Steel price cut for third month running

An Arcelor electric
arc furnace in operation
Johannesburg, South Africa — MININGREVIEW.COM — 25 November 2008 – ArcelorMittal SA – the South African unit of the world’s No. 1 steel maker – has announced that it is to reduce prices for a third month running, and repeated the expectation that the company’s fourth-quarter earnings will fall.

ArcelorMittal spokesman Sven Lunsche told Reuters that the company had informed customers that it would cut prices on average by 12 to 16% in December. He said if the trend continued, the company would only manage to break even in the fourth quarter.

“If things turn much worse than they are now, we will only break even,” he said, but added that the company did not anticipate a further slump.

Reuters reports that steel prices have collapsed as the global financial crisis shook global economies, slashing end-user demand for steel, while tight credit markets delayed construction projects. Steelmakers across the globe have been cutting production, delaying shipments and re-assessing expansion and investment plans.

The South African unit will cut base prices by R1 000 for all of its long and flexi products in December, after slashing prices on average by 10% in November and by 5% in October.

ArcelorMittal SA confirmed that it expected earnings in the fourth quarter to fall compared with the previous three months.

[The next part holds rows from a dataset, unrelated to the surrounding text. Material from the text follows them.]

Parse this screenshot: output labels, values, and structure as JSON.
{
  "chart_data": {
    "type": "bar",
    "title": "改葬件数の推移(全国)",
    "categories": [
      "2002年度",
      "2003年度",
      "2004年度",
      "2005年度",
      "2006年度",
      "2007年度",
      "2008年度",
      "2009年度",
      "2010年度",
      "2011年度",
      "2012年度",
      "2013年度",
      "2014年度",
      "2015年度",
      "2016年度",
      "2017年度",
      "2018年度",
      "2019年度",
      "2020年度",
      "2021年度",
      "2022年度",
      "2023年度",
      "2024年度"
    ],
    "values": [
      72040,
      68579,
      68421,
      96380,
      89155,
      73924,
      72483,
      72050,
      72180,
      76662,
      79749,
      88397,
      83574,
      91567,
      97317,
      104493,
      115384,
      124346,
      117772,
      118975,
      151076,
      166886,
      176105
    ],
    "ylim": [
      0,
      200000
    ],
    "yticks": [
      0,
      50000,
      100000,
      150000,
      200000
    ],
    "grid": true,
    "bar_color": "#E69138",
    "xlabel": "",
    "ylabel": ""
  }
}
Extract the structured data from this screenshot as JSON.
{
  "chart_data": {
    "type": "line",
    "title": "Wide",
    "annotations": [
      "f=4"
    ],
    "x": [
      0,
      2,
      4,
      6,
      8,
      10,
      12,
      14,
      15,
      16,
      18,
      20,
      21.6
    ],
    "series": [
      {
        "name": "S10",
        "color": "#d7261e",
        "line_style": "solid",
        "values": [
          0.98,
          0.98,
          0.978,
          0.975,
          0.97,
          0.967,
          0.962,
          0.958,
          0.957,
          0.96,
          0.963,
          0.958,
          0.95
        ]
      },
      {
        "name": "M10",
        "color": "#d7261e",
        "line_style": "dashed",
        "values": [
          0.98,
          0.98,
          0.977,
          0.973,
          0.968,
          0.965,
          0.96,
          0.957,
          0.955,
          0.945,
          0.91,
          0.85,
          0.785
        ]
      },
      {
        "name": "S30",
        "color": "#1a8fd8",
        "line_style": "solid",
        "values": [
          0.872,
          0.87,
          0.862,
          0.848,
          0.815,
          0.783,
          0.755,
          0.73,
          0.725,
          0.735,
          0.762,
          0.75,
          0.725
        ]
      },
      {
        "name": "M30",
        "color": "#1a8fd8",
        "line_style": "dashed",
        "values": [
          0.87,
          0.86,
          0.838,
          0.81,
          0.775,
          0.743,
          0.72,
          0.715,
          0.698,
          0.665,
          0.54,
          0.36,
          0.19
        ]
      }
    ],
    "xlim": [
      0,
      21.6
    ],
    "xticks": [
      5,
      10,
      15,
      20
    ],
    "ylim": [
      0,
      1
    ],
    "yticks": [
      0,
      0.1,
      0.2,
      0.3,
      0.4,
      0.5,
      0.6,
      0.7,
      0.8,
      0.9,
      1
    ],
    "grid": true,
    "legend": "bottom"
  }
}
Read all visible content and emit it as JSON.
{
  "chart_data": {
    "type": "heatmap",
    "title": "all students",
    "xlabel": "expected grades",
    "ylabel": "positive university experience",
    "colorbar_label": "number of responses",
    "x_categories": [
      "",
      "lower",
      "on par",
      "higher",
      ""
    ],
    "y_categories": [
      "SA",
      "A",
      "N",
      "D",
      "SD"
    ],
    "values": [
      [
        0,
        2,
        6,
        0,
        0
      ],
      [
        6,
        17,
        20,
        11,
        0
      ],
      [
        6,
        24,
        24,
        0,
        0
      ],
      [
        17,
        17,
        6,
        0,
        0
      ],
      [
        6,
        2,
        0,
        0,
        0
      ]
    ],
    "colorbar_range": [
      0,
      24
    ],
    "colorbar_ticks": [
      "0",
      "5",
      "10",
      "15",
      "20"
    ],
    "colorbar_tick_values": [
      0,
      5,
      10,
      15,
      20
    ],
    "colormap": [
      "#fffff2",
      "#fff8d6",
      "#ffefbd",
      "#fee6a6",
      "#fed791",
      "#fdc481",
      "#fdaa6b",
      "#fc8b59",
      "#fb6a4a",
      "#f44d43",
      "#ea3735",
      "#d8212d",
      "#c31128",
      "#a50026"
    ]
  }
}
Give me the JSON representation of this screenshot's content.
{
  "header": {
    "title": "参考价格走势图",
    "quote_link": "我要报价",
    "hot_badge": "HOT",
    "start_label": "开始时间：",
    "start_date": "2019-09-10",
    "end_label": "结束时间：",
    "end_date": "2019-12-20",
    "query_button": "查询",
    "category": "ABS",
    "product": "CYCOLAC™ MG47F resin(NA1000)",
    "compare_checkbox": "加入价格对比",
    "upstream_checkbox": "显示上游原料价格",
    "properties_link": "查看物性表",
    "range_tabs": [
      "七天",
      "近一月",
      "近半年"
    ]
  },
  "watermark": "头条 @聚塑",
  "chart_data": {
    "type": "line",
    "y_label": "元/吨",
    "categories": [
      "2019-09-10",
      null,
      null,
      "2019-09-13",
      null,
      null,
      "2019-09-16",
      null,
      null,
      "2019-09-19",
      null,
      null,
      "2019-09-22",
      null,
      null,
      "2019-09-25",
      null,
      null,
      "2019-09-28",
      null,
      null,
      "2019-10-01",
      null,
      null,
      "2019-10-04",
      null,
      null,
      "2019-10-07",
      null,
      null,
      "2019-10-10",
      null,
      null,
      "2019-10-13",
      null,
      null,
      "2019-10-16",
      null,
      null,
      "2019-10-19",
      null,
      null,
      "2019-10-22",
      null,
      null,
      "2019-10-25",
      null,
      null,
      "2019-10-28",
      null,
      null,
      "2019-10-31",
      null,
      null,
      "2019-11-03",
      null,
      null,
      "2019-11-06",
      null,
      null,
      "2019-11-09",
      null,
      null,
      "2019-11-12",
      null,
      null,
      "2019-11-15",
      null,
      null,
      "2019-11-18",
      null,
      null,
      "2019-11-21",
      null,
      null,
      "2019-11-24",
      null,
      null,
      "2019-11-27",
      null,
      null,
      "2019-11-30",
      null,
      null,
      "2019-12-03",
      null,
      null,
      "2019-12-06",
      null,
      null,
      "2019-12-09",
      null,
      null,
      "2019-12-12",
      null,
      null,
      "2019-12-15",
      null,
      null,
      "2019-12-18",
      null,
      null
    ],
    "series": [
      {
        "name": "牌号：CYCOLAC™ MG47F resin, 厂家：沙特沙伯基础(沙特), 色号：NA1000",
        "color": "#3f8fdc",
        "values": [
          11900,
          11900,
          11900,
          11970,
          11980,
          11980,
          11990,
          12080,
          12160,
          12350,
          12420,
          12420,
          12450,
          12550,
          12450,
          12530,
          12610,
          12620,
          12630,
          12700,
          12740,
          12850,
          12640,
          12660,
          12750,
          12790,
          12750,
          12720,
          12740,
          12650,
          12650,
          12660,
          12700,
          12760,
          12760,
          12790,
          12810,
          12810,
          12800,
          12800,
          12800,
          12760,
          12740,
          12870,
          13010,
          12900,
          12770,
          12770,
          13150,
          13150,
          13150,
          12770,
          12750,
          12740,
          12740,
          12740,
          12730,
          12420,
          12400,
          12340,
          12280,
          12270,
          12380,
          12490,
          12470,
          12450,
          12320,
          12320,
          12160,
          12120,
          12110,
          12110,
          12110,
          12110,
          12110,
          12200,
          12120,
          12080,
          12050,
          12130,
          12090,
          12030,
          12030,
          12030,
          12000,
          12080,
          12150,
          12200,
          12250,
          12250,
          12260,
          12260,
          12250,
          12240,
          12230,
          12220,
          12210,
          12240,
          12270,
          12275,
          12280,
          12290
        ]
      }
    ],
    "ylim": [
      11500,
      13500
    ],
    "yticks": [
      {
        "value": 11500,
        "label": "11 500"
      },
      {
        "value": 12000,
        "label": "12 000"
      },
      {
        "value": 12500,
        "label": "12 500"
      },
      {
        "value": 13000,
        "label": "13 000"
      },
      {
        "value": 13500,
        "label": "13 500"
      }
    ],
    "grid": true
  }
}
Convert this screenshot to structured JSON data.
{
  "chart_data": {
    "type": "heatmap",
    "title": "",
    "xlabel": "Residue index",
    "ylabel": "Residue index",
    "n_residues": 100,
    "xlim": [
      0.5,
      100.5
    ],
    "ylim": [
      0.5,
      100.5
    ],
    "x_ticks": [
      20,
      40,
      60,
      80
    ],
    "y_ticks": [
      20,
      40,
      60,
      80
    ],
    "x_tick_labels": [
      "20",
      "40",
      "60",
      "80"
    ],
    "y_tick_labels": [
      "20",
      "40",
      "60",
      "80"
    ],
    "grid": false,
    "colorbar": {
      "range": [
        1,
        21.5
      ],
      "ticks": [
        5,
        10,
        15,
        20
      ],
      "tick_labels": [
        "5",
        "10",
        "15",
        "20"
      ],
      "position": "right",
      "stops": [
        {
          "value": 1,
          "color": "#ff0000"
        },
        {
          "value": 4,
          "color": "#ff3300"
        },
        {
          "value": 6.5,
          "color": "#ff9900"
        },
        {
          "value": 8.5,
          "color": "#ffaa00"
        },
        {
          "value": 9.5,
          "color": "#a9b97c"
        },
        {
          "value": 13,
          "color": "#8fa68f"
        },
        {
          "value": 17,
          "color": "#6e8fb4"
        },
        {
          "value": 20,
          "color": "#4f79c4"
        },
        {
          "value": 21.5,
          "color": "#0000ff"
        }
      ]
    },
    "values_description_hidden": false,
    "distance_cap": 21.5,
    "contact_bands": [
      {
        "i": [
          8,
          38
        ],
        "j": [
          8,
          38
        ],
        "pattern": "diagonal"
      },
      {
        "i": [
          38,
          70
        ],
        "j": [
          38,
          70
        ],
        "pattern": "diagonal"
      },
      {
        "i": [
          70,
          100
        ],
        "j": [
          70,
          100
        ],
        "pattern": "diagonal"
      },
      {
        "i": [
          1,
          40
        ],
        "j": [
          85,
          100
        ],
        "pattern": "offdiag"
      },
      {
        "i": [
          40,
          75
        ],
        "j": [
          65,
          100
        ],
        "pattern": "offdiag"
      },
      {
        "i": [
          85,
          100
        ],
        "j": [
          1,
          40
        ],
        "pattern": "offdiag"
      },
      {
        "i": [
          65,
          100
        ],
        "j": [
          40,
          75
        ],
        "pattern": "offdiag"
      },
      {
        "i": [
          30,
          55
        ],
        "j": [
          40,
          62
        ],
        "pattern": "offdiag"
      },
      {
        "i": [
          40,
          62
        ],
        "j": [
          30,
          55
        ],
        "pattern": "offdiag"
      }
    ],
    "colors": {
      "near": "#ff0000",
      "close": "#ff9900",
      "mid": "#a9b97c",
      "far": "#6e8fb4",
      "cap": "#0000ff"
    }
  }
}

The company had posted a 47% rise in third-quarter headline earnings on the back of strong demand, buoyant global steel prices and foreign exchange gains.

“Earnings in the fourth quarter will be substantially lower, and on the Johannesburg Stock Exchange substantially lower means more than 25% below the third quarter,” Lunsche said.

“The company will have to act again if prices fall further,” he added. “We are at the level now where we still have a positive operating margin, but if we go much beyond current levels, we would have to look at further cost saving initiatives,” Lunsche concluded.